Lars has already reviewed Mark Bertrand’s detective novel, Back on Murder, so it may already be on your To-Read list. I finished it Friday and loved it. At the start of the novel, Roland March is “a suicide cop,” the officer in the homicide department who does the legwork no one wants to do after a fellow officer kills himself. Though March made a name for himself years ago and had the respect of whole department, his one famous case killed a part of him and has been dragging him down ever since. When a house full of gang members is found shot up, March notices a detail that sticks with him, irritating him into taking risks that only further distance him his teammates. But will those risks pay off?

Layer onto the murder case the disappearance of a beautiful blond teenager, one who looks like the other good-looking teenagers you’ve seen on national news, but this one is the daughter of godly widow, a pillar of her Houston mega-church. Is it possible the two are related, or is March just hoping for another high-profile case to put his career back on track?

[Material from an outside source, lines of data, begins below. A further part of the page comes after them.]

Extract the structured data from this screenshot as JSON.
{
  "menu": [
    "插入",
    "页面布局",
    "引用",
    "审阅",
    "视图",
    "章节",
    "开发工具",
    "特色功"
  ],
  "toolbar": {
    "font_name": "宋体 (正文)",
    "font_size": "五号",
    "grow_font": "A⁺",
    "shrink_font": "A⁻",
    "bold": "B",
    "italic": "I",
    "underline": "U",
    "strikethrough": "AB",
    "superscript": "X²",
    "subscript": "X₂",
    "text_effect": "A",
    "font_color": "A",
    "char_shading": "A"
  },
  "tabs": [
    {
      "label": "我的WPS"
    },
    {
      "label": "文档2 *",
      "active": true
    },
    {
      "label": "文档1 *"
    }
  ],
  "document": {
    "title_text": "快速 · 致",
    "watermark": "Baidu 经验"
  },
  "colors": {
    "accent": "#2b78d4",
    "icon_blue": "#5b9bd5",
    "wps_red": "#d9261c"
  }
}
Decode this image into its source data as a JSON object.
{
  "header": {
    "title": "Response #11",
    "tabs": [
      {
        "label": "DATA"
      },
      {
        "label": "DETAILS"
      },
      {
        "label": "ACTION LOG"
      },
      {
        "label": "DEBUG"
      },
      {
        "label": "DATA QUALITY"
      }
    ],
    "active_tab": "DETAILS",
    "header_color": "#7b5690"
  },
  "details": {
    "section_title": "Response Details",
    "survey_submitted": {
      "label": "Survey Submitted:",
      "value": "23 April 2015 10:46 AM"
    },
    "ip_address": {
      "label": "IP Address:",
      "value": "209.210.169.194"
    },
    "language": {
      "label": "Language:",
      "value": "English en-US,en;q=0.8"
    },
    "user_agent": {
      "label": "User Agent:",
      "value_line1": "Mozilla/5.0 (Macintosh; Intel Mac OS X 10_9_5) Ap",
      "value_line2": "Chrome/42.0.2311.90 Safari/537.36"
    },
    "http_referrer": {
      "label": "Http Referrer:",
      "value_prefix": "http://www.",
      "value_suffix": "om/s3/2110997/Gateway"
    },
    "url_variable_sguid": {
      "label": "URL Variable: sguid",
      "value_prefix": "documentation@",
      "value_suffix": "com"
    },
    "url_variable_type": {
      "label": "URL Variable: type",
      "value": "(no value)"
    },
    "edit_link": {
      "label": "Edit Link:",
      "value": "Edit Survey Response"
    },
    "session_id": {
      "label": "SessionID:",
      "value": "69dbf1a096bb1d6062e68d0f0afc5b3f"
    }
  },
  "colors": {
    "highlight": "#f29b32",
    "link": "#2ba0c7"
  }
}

The novel’s title sums up the detective’s ambition, that is, to be fully restored in the Homicide department, no longer a burn-out and convenient scapegoat for odd police jobs. He wants respect. He wants to be trusted as the lead on another murder case, not just suicide clean-up work.

As the story develops, we see the great pain March carries and shares with his wife, Charlotte. He’s continually dropping hints about it, and the narrative gradually reveals without telling too much. It’s impressive really. Bertrand has a strong novel here, and I look forward to the next two. March definitely has staying power.